High Per Square Foot Improvement Costs

If the landlord is installing and financing the tenant improvements for the space which will be recovered through the rental stream, it must be prepared for high tenant improvement costs that will be spread over a relatively small sized premises, in comparison to those for the garden variety office tenant. With dentists, the cost of equipping the premises for the use of dental gases (e.g., nitrous oxide) can add to the cost of tenant improvements.

Costly per square foot tenant improvements, of course, can have a substantial impact upon the business deal, particularly with regard to termination penalties, recovery of unamortized improvements, restoration obligations at the end of the term, and so forth.

Combining Biomedical and Toxic Wastes

Most landlords are concerned about the liability for hazardous wastes these days and most include language in the lease regulating such substances and allocating liabilities arising from their use and disposal. Landlords with medical tenants often expand the scope of clauses which pertain to hazardous materials to include the biomedical waste materials that must be disposed of by physicians.

For example, medical landlords generally add biomedical wastes (including sickroom wastes, surgical wastes, pathogenic wastes and hypodermic needles and wastes) to the list of substances regulated by more standardized toxic and hazardous waste clauses (see, for example, the hazardous waste clause below).

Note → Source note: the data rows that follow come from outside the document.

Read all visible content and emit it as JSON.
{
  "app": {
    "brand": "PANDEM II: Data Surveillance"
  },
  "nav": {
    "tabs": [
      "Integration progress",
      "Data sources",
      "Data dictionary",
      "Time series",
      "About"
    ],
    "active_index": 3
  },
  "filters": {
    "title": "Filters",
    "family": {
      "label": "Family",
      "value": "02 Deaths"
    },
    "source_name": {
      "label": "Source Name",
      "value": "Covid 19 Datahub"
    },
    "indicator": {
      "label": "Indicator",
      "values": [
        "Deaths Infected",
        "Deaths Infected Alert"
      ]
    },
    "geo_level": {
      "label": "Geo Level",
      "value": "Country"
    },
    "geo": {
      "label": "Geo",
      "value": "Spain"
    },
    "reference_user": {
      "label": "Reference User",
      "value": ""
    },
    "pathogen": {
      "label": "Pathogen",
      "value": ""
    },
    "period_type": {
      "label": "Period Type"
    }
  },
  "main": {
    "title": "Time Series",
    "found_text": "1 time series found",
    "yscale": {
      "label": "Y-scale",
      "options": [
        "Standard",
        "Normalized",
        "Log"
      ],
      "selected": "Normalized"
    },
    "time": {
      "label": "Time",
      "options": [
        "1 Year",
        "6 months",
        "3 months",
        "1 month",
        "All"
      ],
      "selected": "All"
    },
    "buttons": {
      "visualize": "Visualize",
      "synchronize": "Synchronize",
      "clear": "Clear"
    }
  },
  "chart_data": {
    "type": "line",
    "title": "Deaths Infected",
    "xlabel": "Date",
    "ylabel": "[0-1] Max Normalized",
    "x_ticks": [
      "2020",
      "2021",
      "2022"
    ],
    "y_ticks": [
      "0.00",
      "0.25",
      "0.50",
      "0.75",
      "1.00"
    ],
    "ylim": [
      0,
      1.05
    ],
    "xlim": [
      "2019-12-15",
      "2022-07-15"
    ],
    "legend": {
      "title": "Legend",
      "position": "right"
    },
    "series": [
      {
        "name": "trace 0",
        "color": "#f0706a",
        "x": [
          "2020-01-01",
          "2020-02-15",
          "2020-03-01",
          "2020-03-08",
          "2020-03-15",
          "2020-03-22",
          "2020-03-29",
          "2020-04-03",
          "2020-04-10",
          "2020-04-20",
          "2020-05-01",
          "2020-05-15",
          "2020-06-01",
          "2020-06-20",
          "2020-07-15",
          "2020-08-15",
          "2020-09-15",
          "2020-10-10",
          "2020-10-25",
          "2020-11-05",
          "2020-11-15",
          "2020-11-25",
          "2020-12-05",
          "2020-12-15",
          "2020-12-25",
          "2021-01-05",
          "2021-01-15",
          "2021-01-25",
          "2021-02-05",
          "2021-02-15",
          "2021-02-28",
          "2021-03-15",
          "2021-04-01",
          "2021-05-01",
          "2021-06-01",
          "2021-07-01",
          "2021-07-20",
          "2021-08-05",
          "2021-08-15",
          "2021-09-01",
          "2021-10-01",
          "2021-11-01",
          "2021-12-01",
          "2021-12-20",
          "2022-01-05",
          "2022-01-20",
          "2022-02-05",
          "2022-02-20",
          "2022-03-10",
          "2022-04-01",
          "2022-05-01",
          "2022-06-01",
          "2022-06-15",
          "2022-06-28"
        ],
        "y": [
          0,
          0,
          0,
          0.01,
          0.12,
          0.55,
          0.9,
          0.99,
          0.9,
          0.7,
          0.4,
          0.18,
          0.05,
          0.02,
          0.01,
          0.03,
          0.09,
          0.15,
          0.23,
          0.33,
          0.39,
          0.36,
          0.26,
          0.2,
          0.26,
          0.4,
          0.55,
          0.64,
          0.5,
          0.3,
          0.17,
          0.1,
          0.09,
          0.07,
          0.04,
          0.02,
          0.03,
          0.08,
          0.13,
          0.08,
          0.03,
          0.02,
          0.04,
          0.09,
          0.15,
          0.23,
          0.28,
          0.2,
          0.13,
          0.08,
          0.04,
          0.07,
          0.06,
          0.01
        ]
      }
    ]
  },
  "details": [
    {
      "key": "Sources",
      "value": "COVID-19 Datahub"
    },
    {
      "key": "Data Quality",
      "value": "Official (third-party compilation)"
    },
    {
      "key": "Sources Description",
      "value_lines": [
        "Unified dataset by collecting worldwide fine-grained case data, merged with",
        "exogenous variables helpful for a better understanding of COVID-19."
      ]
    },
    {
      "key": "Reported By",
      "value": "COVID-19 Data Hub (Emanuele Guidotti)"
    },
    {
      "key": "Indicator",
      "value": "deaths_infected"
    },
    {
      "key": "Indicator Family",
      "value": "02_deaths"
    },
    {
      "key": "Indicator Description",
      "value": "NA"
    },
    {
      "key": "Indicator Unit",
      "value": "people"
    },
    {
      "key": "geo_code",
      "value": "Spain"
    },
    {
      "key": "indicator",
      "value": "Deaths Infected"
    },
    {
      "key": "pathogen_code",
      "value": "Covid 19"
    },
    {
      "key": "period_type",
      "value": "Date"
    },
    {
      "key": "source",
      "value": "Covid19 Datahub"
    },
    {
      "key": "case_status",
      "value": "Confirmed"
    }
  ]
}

Medical Mix and the Use Clause

When a doctor leases space in a non-medical office building for a medical practice, the use clause found in the lease is rarely more restrictive than "...Tenant shall use the premises for the practice of medicine, and for no other use..." However, if the medical office is located in a "medical" facility (i.e., where all tenants are health care providers, or where the premises are located on a hospital campus), the landlord is likely to propose a more restrictive use clause for the tenant. Often, the medical facility landlord seeks to limit the permitted use to the particular specialty practiced by the tenant (e.g., cardiology).

Restrictive use clauses permit the landlord to fine tune the medical mix in the facility, and to ensure that enough general practice tenants are present to generate referrals for the other specialists in the complex. In addition, the landlord for the medical complex may seek other restrictions upon the doctor's practice (e.g., limitations upon the use of labs and radiology equipment outside the scope of the doctor's own practice) to protect the primary providers of those services in the complex.